Strange as it is to say, if Buddha had lived at the time of Jesus, he might have been the disciple who took Jesus’s esoteric spiritual methodology and worked it out on the exoteric level.1  In any case, we can discern in the teachings of Buddha finer details of of a methodology for enlightenment than we can easily make out in the parables, analogies, and symbolism of Jesus’s  highly-veiled esotericism.  If the Quadrants of the Cross gives entrance into a practical mysticism that promises a return trip to one’s fundamental nature,  Buddha’s teachings survey that nature in great detail.  What’s offered, however, is more than a map.  Original nature flowers and grows up as its map is explored, since the map is a guide to self-exploration.  Buddhism calls original nature bodhicitta.  What the Buddha guides and nourishes is the flowering of bodhicitta.

The way of Jesus was like the fierce, fiery, and quickly accelerating first stage of a rocket designed to blast us into space.  Its G-force was extreme.  We crossed through many atmospheric layers almost more quickly than we could notice.  Almost all at once we were far, very far from where we began.  We obtained a new vantage point from which to see all of Earth and all of Mankind.  With Buddha, we fire the second-stage rocket that takes us fully into Earth’s orbit.  We move more slowly, deliberately, and methodically.  We settle into a somewhat rhythmic circumnavigation of ourselves and our world content to take our time and soak in all the small details.  Among those details we hope to observe closely is our very feeling of weightlessness.  In a sense, up here we are already walking on water and getting more and more used to the idea.  Let us see what we can see as we tiptoe across the waves and greet the sun beyond the next horizon.

 

Notes:

1. The very anachronicity of this may demonstrate for us that truth cannot be separated from truth even by 500 years in time.
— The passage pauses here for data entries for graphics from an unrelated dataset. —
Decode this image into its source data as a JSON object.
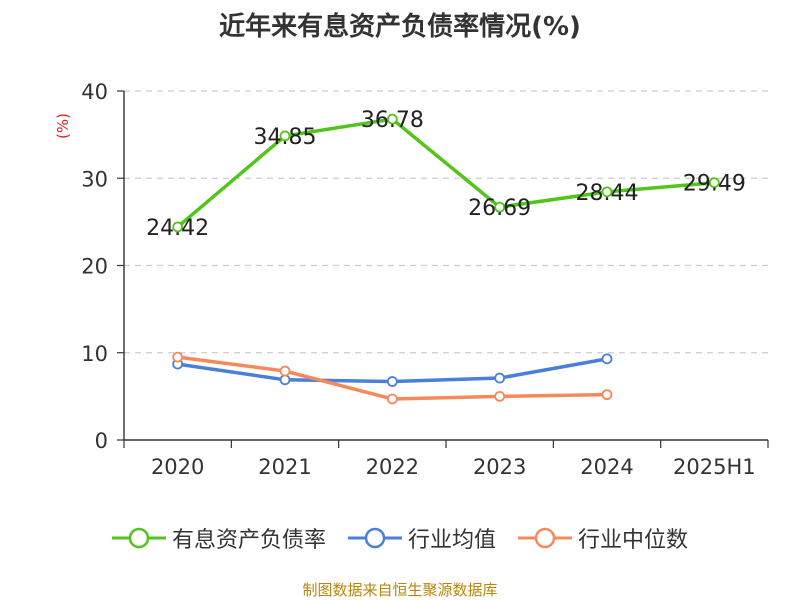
{
  "source_text": "制图数据来自恒生聚源数据库",
  "chart_data": {
    "type": "line",
    "title": "近年来有息资产负债率情况(%)",
    "ylabel": "(%)",
    "ylabel_color": "#e02020",
    "categories": [
      "2020",
      "2021",
      "2022",
      "2023",
      "2024",
      "2025H1"
    ],
    "yticks": [
      "0",
      "10",
      "20",
      "30",
      "40"
    ],
    "ylim": [
      0,
      40
    ],
    "grid": true,
    "legend_position": "bottom",
    "series": [
      {
        "name": "有息资产负债率",
        "color": "#52c41a",
        "values": [
          24.42,
          34.85,
          36.78,
          26.69,
          28.44,
          29.49
        ],
        "labels": [
          "24.42",
          "34.85",
          "36.78",
          "26.69",
          "28.44",
          "29.49"
        ]
      },
      {
        "name": "行业均值",
        "color": "#4a7fdc",
        "values": [
          8.7,
          6.9,
          6.7,
          7.1,
          9.3,
          null
        ],
        "labels": null
      },
      {
        "name": "行业中位数",
        "color": "#f5895c",
        "values": [
          9.5,
          7.9,
          4.7,
          5.0,
          5.2,
          null
        ],
        "labels": null
      }
    ]
  }
}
Jesus could just as well have been Buddha’s disciple. In fact, as we noted in an earlier essay, there is a Tibetan tradition that during the years of his life about which the Gospels are silent Jesus was taken to the Far East to study with master teachers of enlightenment. We are not the first to detect a close relationship between the teachings of Buddha and Jesus. (See, for example, Thich Nhat Hanh’s Living Buddha, Living Christ, and Paul Knitter’s Without the Buddha I Could Not Be a Christian.)

Coming first to Jesus, we find still deeper access to true knowing through the guidance of Buddha. Some may perhaps come to Jesus through Buddha. Still others may go from Jesus to Buddha and “pass back” to Christianity with deeper insights. (This is just the path that Paul Knitter takes in his book.) Each person must be allowed their own path and their own intersection with the truth. Whether this follows Buddhist, Christian, Taoist, Muslim, Jewish, or Confucianist lines matters less in this regard than the recognition of a reference point common to all these paths. Once recognized, this reference point allows us to approach truth along any number of trajectories. Certainly, not all paths lead to Rome and not all launches achieve orbit. But if we are finding complementarity between teachers and paths as seemingly distant and diverse as Jesus and Buddha, then we should expect also to be able find at least latitude and tolerance between any of the great upward arcs toward truth.